I paused as my feet settled in the egg shaped center of the place. As had occurred at the end of the day of my altercation with Gargantua, I felt a chill. Unlike that day, this chill was not to be considered an illusion. This one had a nearly visible component. It was as if I could see the cold invade the deepest areas of my physical being while I could simultaneously feel a parallel cold that seemed to be trying to exit from within me taking with it my most inner viable warmth.
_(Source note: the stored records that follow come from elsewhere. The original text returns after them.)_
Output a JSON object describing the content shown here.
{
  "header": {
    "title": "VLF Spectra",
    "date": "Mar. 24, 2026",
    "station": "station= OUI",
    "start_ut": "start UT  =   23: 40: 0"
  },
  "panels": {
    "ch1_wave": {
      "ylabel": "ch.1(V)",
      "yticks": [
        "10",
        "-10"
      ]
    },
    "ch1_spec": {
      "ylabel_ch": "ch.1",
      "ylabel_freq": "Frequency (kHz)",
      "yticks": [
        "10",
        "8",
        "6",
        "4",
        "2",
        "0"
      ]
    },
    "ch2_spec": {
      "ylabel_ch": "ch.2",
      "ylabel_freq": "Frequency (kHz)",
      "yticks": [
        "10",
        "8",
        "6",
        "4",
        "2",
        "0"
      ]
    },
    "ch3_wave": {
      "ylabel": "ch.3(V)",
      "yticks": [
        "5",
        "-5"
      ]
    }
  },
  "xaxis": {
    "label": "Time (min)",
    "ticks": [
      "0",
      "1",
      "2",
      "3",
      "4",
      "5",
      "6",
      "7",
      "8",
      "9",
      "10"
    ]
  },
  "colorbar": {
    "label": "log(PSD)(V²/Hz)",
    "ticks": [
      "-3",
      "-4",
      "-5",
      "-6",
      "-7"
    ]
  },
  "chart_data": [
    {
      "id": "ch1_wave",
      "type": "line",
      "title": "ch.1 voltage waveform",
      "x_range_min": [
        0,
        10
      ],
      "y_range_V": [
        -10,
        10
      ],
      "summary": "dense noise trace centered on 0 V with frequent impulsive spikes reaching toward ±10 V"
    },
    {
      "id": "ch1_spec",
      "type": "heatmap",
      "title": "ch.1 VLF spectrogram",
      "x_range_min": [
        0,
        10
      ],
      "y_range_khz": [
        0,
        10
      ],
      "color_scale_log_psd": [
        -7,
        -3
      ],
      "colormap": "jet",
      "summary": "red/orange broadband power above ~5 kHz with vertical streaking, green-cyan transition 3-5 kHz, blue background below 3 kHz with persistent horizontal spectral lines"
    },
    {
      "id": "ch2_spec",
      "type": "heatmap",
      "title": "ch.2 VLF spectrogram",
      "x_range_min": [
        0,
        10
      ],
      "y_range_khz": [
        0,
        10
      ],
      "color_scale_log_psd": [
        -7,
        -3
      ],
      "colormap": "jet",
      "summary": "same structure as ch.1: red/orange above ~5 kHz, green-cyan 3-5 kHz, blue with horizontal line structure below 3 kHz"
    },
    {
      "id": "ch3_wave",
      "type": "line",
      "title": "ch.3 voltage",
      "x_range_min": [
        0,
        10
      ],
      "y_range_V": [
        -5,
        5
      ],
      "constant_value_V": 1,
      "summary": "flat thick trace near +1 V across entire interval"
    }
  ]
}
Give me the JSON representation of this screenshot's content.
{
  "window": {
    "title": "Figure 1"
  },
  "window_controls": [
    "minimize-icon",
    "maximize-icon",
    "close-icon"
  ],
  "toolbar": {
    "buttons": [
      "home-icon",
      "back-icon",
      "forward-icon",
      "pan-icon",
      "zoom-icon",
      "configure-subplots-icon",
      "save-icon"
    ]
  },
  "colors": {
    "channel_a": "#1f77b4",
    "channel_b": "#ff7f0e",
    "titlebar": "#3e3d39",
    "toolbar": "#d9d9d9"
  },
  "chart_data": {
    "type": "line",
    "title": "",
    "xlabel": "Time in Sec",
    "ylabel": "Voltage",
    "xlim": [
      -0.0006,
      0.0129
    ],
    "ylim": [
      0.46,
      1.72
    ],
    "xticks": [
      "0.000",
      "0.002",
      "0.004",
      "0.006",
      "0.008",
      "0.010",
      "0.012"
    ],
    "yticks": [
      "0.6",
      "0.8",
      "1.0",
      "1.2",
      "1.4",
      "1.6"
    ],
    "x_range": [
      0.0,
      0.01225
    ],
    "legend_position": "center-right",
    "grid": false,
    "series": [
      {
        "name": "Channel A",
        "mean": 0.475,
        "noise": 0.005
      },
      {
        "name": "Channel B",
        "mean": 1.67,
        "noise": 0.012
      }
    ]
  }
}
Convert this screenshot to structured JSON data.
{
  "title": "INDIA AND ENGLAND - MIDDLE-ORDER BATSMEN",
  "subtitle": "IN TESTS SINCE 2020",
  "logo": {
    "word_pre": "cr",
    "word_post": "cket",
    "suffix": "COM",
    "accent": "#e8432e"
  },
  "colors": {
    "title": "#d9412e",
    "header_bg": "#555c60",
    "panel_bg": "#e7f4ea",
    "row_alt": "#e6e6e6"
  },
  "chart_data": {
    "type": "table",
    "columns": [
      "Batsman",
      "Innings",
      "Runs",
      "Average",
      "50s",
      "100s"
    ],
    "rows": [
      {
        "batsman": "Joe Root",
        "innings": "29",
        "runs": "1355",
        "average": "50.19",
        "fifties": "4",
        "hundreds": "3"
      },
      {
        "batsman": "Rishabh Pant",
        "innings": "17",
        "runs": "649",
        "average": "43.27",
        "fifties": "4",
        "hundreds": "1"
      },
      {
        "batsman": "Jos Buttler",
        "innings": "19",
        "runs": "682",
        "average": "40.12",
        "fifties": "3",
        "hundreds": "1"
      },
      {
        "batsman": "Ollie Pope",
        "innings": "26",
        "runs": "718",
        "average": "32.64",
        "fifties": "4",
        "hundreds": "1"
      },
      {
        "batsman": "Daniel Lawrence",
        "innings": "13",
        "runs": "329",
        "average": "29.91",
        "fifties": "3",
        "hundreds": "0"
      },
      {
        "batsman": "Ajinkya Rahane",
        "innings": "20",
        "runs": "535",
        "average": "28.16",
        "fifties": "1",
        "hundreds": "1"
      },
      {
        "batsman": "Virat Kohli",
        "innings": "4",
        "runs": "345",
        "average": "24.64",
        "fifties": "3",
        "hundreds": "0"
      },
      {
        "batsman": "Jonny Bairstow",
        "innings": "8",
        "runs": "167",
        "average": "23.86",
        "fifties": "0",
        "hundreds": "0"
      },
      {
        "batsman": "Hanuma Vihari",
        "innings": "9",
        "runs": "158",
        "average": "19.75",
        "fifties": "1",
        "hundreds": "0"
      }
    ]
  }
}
And I was standing in a pool of liquid that had run to the egg shaped lowest point in the pavillon. In the subdued lighting of the place the liquid appeared to be of a dark color, but of a color that could not be readily distinguished. Although the color interpretation allowed by the low level of lighting indicated the color to be a muddy brown, a companion feeling said that it was of another hue.
And then the pavillon was gone.
And then I was standing in an open field. And it was still night, but it was a night without the lights of Paris.
The intensely cold wind gave emphasis to the stars. That wind made the glittering of the spray of pricks of light populating the blue-black canopy of sky seem to be reasonable. It seemed as if the stars’ glittering intensity must be caused by that wind engulfing them and cooling their outer edges to such a condition that those edges could be engaged by the wind and those stars could be slowly spun and turned to glittering brilliantly in the process.
I hadn’t moved from the egg. But there was no egg. It was gone. The pool was still there. I was still standing in it. The color would have been even less identifiable in the sparks from the glittering stars. But there was a supplemental light source. I was standing at the center of a circle of fires. There were perhaps six of them, all appearing to be equidistant from me – at least that was the flash of impression that I had of them. That put me in a puddle in the center of a ring of bonfires.
Shadowy shapes surrounded the fires.
“Too late again” I heard in my mind.
I gritted my teeth and shut my eyes to a level of tightness on the threshold of pain and made a sound somewhere between a scream and a roar and stepped forward three steps
.”Monsieur, Monsieur! Est vous OK?”
To my left, as I stood facing the Rue de Rivoli side of the forecourt I could see the pink granite of Napoleon’s arch beautifully bathed in light. In the distance the blue jewel of the Ferris wheel slowly turned in the night sky.